Sehingga tiga poros ini akan sulit disatukan. Kecuali jika Prabowo mau menjadi wakilnya Ganjar. Itu mungkin terjadi apabila ada mijizat politik.

Padahal saat ini Prabowo sudah sangat kencang dan makin mantap mendapat dukungan dari partai-partai besar sebagai Capres. Inilah persoalannya. Akan sulit bagi Prabowo untuk mundur sebagai capres supaya hanya ada dua poros yaitu Ganjar-Prabowo melawan Anies-Muhaimin.

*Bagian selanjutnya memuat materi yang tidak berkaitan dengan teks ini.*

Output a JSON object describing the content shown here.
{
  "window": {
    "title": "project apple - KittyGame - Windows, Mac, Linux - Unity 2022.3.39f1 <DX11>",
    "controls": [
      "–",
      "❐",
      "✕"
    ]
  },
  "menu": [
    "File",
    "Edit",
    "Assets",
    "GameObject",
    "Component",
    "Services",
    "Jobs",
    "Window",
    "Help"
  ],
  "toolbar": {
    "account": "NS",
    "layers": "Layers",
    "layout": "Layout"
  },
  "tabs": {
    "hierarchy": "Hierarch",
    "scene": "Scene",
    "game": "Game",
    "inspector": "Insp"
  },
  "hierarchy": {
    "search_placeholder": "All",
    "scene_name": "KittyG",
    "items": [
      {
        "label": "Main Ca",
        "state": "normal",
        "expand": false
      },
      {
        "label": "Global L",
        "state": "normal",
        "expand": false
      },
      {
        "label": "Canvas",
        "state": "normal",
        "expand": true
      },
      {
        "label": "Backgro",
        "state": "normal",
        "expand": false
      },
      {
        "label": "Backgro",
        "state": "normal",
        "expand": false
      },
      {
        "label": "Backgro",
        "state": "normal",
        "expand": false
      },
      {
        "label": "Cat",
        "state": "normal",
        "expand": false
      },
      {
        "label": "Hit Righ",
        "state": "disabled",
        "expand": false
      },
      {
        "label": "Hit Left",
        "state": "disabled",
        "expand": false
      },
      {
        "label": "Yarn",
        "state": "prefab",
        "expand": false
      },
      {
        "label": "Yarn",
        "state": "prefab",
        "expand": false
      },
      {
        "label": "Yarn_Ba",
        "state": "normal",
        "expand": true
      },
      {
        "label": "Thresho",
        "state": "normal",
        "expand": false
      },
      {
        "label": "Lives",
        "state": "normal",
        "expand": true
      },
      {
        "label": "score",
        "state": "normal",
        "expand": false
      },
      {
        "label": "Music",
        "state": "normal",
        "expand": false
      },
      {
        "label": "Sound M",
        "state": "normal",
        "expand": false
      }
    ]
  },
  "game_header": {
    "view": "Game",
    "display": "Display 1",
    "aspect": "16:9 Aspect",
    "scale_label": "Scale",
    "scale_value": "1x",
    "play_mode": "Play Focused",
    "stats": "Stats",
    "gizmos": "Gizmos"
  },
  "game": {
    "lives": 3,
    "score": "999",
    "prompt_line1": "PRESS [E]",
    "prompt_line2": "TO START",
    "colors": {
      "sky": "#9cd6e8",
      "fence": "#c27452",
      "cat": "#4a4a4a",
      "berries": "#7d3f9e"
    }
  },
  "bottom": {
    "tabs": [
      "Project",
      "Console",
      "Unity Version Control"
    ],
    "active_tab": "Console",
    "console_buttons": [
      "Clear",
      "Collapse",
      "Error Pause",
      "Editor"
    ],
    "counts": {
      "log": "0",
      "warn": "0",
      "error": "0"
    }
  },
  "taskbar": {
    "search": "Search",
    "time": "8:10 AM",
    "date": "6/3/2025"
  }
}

"Bagi saya, sejauh ini, opsi ini sangat tidak mungkin. Hanya mungkin jika ke depan ini ada mujizat politik. Jika tidak maka akan sulit karena Prabowo juga tidak akan mungkin menjadi calon wakil presiden setelah banyak partai mendeklarasikan dukungan untuk dirinya," katanya.

Jika itu dilakukan Gerindra maka Prabowo akan selesai sebagai seorang politisi top dengan nama besar. Prabowo akan berakhir di titik ini meskipun duetnya bersama Ganjar menang dalam Pilpres karena ketika dirinya turun menjadi Cawapres, nilai jualnya juga akan turun dan tidak bisa lagi dijual sebagai capres ke depan.

Demikian juga partai Gerindra, akan langsung drop secara elektabilitas jika Prabowo urung menjadi Capres.

Inilah pagar api yang sudah mengunci, baik PDIP maupun Geridra sehingga meskipun Megawati dan Prabowo bertemu pun akan sulit karena sekali lagi ini bukan soal prinsip politik Megawati yang darah dingin dan kokoh secara prinsip saja, tapi ini juga soal kehormatan PDIP sebagai partai pemenang.

Efek dominonya akan sangat merusak hingga ke tingkat ranting jika opsi Ganjar sebagai Cawapres itu diambil PDIP, kata Mikhael Bataona.

Berdasarkan jadwal yang telah ditetapkan oleh Komisi Pemilihan Umum (KPU) RI, pendaftaran bakal calon presiden dan wakil presiden dijadwalkan dimulai pada 19 Oktober sampai dengan 25 November 2023.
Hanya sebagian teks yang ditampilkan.